Harris | College Heights

The Harris House
Brice and Loring S. Harris
500 Glenn Road

Harris house, entry

The architectural lineage of the Harris House is somewhat uncertain, although attributed to Hajjar. (NOTE: Recent research suggests that this house may have been designed by Kenneth Heidrich.) If Hajjar-designed, this would be his first undertaking in State College. It also appears to have had several modifications over the years since initial construction. The windows and low roof are typical of later Hajjar designs, as are the naturally-lit entry and small balcony for light and ventilation.


Harris house, from driveway

The end of the house is hidden in the woods as viewed from the entry drive. The original house address was 414 Martin Terrace.

Harris house, rear facade

The back of the house faces Glenn Road as it bends downhill. The upper-level balcony with sliding-glass door is a typical Hajjar treatment, but the balcony railing is not and is likely a replacement.

house and garage from the street

The Grosslight House is one of the “Houses for Three Veterans” grouped together on Glenn Road. (See also The Tukey House and The Berlin House.) While the homes were all built by contractor Harry Falk, the dwellings are all highly distinctive in appearance, reflecting the personal wishes of the three families.

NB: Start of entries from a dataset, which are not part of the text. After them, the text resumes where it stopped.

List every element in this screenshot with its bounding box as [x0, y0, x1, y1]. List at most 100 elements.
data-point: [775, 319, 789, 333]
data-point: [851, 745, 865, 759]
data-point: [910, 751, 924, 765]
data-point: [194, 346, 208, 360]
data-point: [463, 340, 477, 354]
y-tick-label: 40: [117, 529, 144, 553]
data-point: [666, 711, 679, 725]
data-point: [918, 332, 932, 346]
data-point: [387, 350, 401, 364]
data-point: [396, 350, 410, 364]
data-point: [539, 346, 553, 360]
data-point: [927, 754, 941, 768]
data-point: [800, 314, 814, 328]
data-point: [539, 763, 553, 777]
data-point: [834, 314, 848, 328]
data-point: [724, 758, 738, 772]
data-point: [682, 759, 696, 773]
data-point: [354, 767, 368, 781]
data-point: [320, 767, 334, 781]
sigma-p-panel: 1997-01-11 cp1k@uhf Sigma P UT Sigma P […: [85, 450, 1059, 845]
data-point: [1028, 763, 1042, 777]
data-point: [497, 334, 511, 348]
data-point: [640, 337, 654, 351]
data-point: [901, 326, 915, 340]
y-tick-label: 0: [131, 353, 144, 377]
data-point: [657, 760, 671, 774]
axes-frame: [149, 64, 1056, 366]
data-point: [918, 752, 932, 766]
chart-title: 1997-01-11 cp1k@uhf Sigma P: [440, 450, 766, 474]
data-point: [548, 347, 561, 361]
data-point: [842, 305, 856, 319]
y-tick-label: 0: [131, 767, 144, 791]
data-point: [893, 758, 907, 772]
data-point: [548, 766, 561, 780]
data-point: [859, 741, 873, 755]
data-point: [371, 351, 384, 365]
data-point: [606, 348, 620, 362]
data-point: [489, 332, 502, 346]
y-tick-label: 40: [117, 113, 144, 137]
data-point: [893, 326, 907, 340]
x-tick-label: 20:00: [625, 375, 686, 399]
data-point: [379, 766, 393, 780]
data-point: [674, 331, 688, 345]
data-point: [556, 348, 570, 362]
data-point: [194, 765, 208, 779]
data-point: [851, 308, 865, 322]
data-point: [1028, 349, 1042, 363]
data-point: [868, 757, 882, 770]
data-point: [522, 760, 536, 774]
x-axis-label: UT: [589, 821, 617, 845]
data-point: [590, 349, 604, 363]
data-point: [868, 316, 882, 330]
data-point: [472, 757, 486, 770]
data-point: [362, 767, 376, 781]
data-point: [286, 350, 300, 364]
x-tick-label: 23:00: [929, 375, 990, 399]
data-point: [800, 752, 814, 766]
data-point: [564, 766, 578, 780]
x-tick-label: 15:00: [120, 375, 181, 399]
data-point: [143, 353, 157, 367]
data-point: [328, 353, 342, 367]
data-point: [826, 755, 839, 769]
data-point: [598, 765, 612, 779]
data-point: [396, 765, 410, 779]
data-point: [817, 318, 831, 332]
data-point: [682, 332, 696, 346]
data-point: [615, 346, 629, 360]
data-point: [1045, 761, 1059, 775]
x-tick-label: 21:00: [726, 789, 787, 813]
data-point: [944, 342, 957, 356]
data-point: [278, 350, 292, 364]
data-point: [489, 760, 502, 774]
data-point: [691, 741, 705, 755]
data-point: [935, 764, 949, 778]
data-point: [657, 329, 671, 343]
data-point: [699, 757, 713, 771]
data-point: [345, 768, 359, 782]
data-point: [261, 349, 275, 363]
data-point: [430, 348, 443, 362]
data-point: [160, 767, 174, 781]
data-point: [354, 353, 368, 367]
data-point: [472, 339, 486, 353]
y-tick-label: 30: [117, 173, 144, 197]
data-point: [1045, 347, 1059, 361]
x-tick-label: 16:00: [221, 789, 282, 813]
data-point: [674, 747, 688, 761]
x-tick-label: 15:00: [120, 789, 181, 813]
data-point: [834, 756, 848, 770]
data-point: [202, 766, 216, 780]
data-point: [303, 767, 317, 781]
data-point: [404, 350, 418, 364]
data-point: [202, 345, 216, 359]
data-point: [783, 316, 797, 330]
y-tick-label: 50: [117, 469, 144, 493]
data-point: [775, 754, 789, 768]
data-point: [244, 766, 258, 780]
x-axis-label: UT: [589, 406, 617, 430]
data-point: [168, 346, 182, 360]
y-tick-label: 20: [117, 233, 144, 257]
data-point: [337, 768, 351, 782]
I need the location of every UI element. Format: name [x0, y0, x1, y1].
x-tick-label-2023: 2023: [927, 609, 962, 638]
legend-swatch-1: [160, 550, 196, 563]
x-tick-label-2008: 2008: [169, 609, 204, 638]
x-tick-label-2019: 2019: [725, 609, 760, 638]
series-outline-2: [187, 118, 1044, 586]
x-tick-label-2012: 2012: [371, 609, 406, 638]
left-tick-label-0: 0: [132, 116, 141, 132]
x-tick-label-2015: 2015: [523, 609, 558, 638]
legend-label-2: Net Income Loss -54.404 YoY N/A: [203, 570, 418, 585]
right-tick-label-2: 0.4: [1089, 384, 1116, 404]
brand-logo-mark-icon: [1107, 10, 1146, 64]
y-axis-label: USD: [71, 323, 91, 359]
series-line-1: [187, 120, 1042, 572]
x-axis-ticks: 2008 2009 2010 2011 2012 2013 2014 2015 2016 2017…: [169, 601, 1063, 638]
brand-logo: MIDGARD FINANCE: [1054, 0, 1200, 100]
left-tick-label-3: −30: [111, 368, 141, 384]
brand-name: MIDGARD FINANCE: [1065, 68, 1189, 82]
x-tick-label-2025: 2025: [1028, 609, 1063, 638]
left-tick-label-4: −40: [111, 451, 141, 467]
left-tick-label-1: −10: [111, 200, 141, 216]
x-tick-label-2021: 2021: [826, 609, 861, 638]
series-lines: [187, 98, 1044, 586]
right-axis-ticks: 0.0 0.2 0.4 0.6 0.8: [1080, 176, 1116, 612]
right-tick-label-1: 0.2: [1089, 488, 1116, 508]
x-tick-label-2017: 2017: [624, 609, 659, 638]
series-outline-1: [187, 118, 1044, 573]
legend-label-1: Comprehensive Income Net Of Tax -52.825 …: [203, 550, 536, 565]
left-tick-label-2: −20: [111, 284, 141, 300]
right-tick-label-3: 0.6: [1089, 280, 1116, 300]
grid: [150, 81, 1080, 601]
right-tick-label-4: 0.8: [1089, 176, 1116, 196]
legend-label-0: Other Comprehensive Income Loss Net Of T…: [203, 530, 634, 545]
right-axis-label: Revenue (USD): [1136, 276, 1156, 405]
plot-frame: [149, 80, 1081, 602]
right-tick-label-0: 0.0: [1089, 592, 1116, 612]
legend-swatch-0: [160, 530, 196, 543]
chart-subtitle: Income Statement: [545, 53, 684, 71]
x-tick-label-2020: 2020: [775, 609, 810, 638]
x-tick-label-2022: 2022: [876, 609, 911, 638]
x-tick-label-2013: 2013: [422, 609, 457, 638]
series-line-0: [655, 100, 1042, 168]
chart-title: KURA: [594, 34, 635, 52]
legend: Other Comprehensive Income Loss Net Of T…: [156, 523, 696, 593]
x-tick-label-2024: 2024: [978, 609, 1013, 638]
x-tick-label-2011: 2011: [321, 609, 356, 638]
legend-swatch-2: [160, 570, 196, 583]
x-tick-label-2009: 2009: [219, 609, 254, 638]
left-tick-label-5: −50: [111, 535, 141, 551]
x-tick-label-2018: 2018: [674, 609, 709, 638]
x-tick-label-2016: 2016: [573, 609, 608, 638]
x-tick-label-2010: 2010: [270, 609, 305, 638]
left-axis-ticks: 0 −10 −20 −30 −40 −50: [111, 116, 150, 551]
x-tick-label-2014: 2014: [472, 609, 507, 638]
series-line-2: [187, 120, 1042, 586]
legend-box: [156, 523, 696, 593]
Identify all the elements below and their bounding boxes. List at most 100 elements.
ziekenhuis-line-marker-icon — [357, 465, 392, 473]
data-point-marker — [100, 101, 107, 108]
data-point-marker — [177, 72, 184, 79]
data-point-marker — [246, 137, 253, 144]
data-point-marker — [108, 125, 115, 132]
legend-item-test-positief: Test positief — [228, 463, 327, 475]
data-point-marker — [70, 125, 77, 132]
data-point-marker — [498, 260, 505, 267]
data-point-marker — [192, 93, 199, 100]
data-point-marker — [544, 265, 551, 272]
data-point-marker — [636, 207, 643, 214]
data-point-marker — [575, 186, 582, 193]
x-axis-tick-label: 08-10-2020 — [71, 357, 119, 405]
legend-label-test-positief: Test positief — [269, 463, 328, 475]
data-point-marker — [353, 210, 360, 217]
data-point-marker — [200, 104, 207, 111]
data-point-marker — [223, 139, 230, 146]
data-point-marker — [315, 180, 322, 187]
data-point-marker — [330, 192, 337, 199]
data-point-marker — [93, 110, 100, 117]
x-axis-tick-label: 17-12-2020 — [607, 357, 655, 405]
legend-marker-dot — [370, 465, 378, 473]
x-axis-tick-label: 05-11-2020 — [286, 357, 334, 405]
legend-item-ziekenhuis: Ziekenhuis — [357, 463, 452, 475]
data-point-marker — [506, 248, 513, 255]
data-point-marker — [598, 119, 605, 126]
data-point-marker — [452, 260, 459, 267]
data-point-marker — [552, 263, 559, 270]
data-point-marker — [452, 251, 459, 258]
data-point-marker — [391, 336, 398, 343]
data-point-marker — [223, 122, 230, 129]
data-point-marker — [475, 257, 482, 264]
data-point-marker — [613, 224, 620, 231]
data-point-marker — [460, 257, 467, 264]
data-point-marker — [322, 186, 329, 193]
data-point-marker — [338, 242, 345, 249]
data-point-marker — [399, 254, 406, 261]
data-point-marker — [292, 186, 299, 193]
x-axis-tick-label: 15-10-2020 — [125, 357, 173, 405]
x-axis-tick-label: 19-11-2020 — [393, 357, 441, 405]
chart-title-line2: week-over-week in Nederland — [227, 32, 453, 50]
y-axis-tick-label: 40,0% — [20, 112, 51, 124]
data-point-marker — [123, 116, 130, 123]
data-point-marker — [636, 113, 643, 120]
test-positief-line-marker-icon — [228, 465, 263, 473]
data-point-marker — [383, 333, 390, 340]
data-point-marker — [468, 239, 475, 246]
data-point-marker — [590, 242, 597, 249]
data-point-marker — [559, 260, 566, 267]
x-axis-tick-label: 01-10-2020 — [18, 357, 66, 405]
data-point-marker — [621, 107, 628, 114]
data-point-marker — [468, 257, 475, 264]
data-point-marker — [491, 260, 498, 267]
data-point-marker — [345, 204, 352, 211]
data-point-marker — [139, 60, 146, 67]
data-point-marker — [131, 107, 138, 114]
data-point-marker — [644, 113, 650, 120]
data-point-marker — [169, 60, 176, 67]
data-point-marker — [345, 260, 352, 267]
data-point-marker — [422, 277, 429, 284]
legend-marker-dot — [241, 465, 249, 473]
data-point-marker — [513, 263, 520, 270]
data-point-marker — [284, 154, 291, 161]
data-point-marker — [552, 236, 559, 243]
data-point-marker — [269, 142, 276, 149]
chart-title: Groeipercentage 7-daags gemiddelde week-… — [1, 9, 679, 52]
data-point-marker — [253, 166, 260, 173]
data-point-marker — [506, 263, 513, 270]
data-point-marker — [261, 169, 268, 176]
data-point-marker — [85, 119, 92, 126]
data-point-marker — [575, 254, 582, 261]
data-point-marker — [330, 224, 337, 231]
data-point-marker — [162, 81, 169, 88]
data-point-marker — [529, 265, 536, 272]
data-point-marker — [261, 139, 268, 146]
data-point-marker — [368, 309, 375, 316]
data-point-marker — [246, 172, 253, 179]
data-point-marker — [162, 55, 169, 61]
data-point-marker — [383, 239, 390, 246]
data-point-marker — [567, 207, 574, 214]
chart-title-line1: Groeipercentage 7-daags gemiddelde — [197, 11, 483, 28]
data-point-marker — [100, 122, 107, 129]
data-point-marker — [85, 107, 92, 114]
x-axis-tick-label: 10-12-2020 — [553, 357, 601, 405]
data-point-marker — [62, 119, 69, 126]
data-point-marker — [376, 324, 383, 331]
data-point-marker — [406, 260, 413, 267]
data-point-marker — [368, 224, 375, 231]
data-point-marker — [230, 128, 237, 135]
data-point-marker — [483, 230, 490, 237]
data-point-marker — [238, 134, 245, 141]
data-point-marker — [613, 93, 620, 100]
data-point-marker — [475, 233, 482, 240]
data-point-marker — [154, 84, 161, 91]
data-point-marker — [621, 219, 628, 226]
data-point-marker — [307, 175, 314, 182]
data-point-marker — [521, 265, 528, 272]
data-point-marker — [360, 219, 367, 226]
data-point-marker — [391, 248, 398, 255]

The homes were of average size for the times, and each cost $18,000. (In comparison, several nearby homes by architect William Hajjar cost about $25,000 each and were among the more expensive in town when built. The Hallock designs are no less stylish, however.)

Joseph was a professor in psychology at Penn State. Jane was an expert in lighting (also one of Hallock’s special interests) and wrote a book on the subject. The couple later relocated to Kent State University in Kent, Ohio.